La clase en el máster en el que imparto la asignatura de Grandes Libros ha tratado sobre el Cantar de Mío Cid. ¡Menuda historia! El héroe de la epopeya acaba de ser desterrado de Castilla por el rey. La culpa es de los «enemigos malos» que muertos de envidia han urdido la manera de quitarlo de en medio. El caballero no solo consigue recuperar el honor perdido, sino enriquecerse gracias a los botines de guerra y, sobre todo, reconquistar grandes plazas para la Cristiandad.
Dice Byung-Chul Han que cuando las narraciones nos acomodaban en el ser y nos hacían estar en el mundo, nos hacían sentirnos como en casa porque daban sentido a la vida y le brindaban sostén y orientación.

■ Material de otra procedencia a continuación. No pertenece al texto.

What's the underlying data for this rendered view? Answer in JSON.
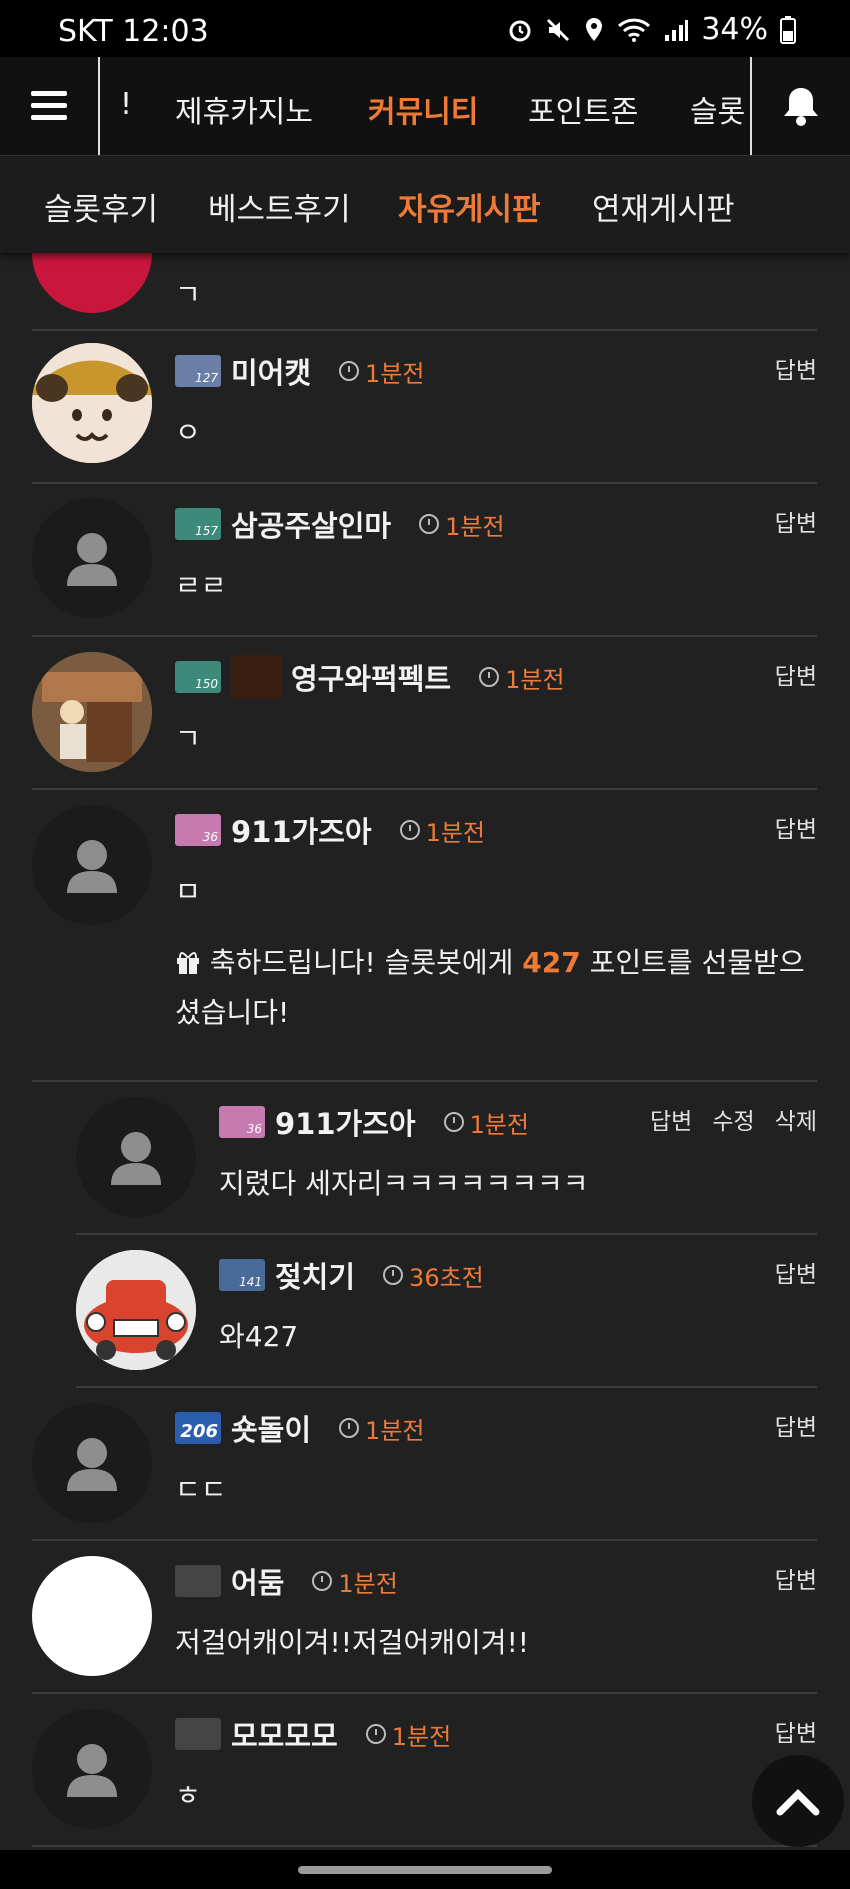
{
  "status": {
    "carrier": "SKT 12:03",
    "battery": "34%"
  },
  "topnav": {
    "items": [
      "!",
      "제휴카지노",
      "커뮤니티",
      "포인트존",
      "슬롯"
    ],
    "active_index": 2
  },
  "subnav": {
    "items": [
      "슬롯후기",
      "베스트후기",
      "자유게시판",
      "연재게시판"
    ],
    "active_index": 2
  },
  "comments": [
    {
      "nick": "",
      "level": "",
      "time": "",
      "text": "ㄱ",
      "actions": []
    },
    {
      "nick": "미어캣",
      "level": "127",
      "time": "1분전",
      "text": "ㅇ",
      "actions": [
        "답변"
      ]
    },
    {
      "nick": "삼공주살인마",
      "level": "157",
      "time": "1분전",
      "text": "ㄹㄹ",
      "actions": [
        "답변"
      ]
    },
    {
      "nick": "영구와퍽펙트",
      "level": "150",
      "time": "1분전",
      "text": "ㄱ",
      "actions": [
        "답변"
      ]
    },
    {
      "nick": "911가즈아",
      "level": "36",
      "time": "1분전",
      "text": "ㅁ",
      "actions": [
        "답변"
      ],
      "gift": {
        "before": "축하드립니다! 슬롯봇에게 ",
        "points": "427",
        "after": " 포인트를 선물받으셨습니다!"
      }
    },
    {
      "nick": "911가즈아",
      "level": "36",
      "time": "1분전",
      "text": "지렸다 세자리ㅋㅋㅋㅋㅋㅋㅋㅋ",
      "actions": [
        "답변",
        "수정",
        "삭제"
      ]
    },
    {
      "nick": "젖치기",
      "level": "141",
      "time": "36초전",
      "text": "와427",
      "actions": [
        "답변"
      ]
    },
    {
      "nick": "숏돌이",
      "level": "206",
      "time": "1분전",
      "text": "ㄷㄷ",
      "actions": [
        "답변"
      ]
    },
    {
      "nick": "어둠",
      "level": "",
      "time": "1분전",
      "text": "저걸어캐이겨!!저걸어캐이겨!!",
      "actions": [
        "답변"
      ]
    },
    {
      "nick": "모모모모",
      "level": "",
      "time": "1분전",
      "text": "ㅎ",
      "actions": [
        "답변"
      ]
    }
  ]
}
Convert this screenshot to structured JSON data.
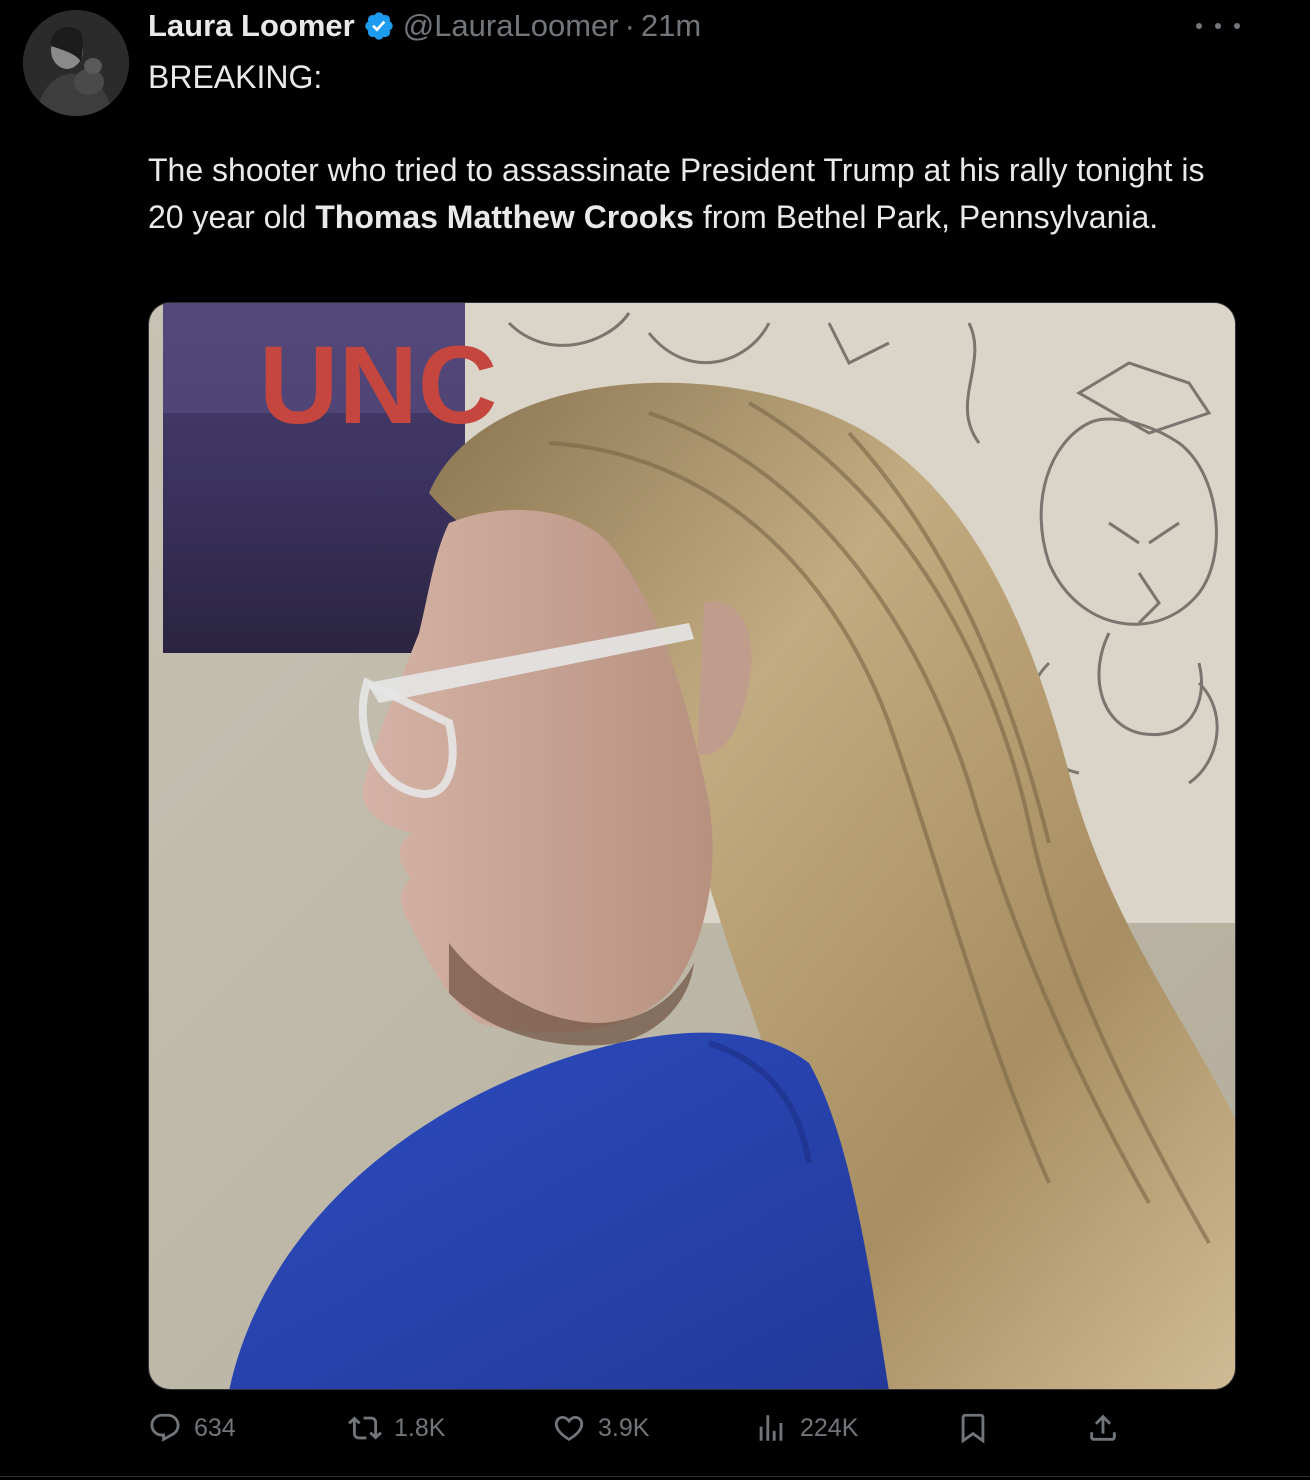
{
  "author": {
    "display_name": "Laura Loomer",
    "handle": "@LauraLoomer",
    "separator": "·",
    "time": "21m"
  },
  "tweet": {
    "line_1": "BREAKING:",
    "body_before": "The shooter who tried to assassinate President Trump at his rally tonight is 20 year old ",
    "body_bold": "Thomas Matthew Crooks",
    "body_after": " from Bethel Park, Pennsylvania."
  },
  "media": {
    "poster_text": "UNC"
  },
  "actions": {
    "replies": "634",
    "reposts": "1.8K",
    "likes": "3.9K",
    "views": "224K"
  },
  "icons": {
    "verified": "verified-badge-icon",
    "more": "more-dots-icon",
    "reply": "reply-icon",
    "repost": "repost-icon",
    "like": "heart-icon",
    "views": "views-chart-icon",
    "bookmark": "bookmark-icon",
    "share": "share-icon"
  },
  "colors": {
    "background": "#000000",
    "primary_text": "#e7e9ea",
    "secondary_text": "#71767b",
    "verified_blue": "#1d9bf0",
    "shirt_blue": "#2f4fb8",
    "hair": "#b59d72"
  }
}
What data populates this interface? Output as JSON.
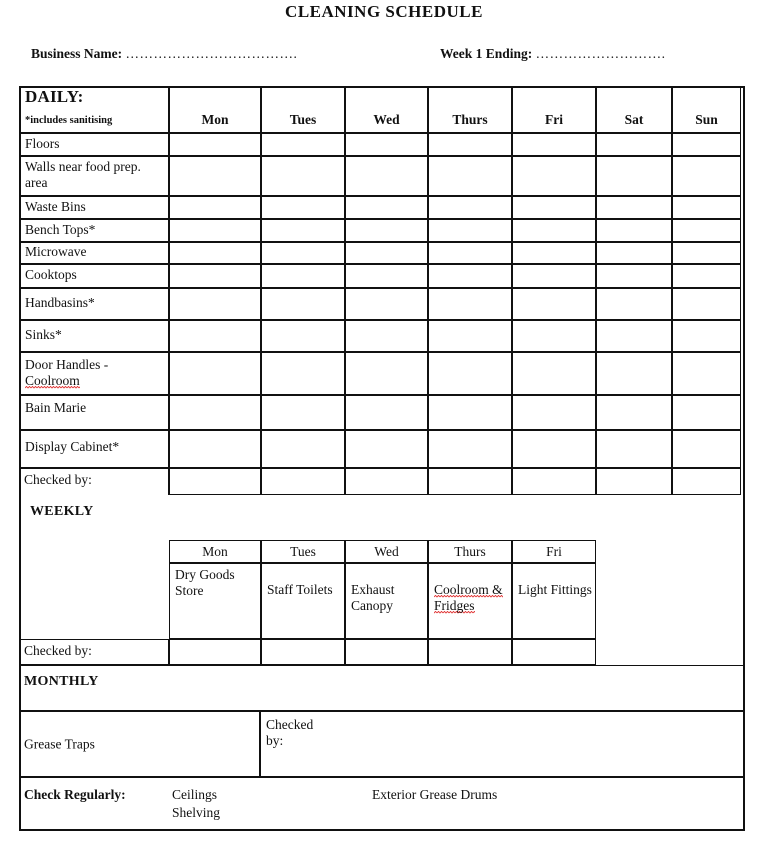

Es decir, que cuando la vida misma era una narración, no se hablaba de storytelling, de narrativas o de relatos.
Una de nuestras dimensiones es la de homo narrans, pues se ha llegado a aventurar que el cerebro humano funciona narrativamente. Aunque en puridad, historia y relato pueden considerarse sinónimos, el cariz que ha tomado recientemente este último concepto nos hace pensar más bien en realizaciones distintas de una misma actividad. O al menos con finalidades diversas.
Las grandes historias, las que merecían ser contadas de generación en generación, tienen la capacidad, con su verdad literaria, de ser la expresión del modo de sentir de un pueblo y de una época. El Cantar de Mío Cid nos habla de una gesta castellana pocos años después de que el Rodrigo Díaz de Vivar histórico hubiera galopado a lomos de Babieca por campos de Valencia.
Esta narración crea una comunidad que se enardece cuando escucha al juglar —en las cortes, en los mercados o en las romerías— cantar las victorias de los caballeros. Funda el sentido de pertenencia a una nación que quiere recuperar sus territorios y se adhiere al héroe, fuente de virtudes, en su lucha contra el mal. Modela un ideal de referencia en el que mirarse y de este modo, el auditorio llora con el Cid, reza con el Cid y, con el del Cid, explota su corazón de alegría al abrazar a doña Jimena y a sus bellas hijas.
El relato que se construye con una finalidad interesada y efímera carece de verdad intrínseca. Se habla en esta época nuestra de ganar la «batalla del relato» y uno tras otro van sucediéndose cambios de registro que intentan colocarnos una verdad sesgada o mutilada, la que conviene, la que sirve para hoy, pero no para mañana y que incluso es capaz de afirmar sin ningún tipo de sonrojo lo que negaba no hace tanto. Y, aunque la memoria es narración, la narración de la historia que de manera individual, intransferible e íntima cada uno de nosotros conserva, se pretende también ganar la batalla de la memoria, con un nuevo relato, otro, el que convenga.
El relato suele estar construido (que no creado) también con intereses comerciales. Todo lo que se vende se cuenta, y depende de cómo se cuente que tanto se venda. Muchos productos se asocian a emociones o a la promesa de una experiencia que sirva para fabricar recuerdos. Y de nuevo comprobamos como el principio del utilitarismo exacerbado del relato degenera la esencia misma de los recuerdos, así como de la memoria.
El relato así producido no nos hace estar en el mundo, pues no nos identificamos con él, no crea referentes a los que imitar y así, no nos sentimos como en casa. Los personajes presentados son productos de diseño que no conectan con el deseo de los espectadores: no hay identidad con un héroe si no hay virtudes de las que beber. Este tipo de relato, del que las stories son un buen ejemplo, se erige no en torno a una comunidad, quizá más bien a una community y ya no hay un auditorio que escuche entusiasmado, pues el consumidor es solitario y en lugar de entonar canciones alrededor del fuego se conforma con la fría luz azul de una pantalla.
Las grandes historias, las que merecían ser contadas de generación en generación, las que dan sentido porque nos ofrecen orientación y sostén siguen ahí. Ahí los aceros legendarios para acabar con el mal que siempre acecha; ahí las plazas ganadas al infiel y el territorio recuperado palmo a palmo. Siguen ahí la prudencia del héroe y su valor, su fe en la justicia y la fortaleza (nada de resiliencia, seamos serios). Ahí esperan las oraciones de la esposa, la promesa del Arcángel, la fidelidad de sus mesnadas y el honor, del que en buena hora ciñó espada.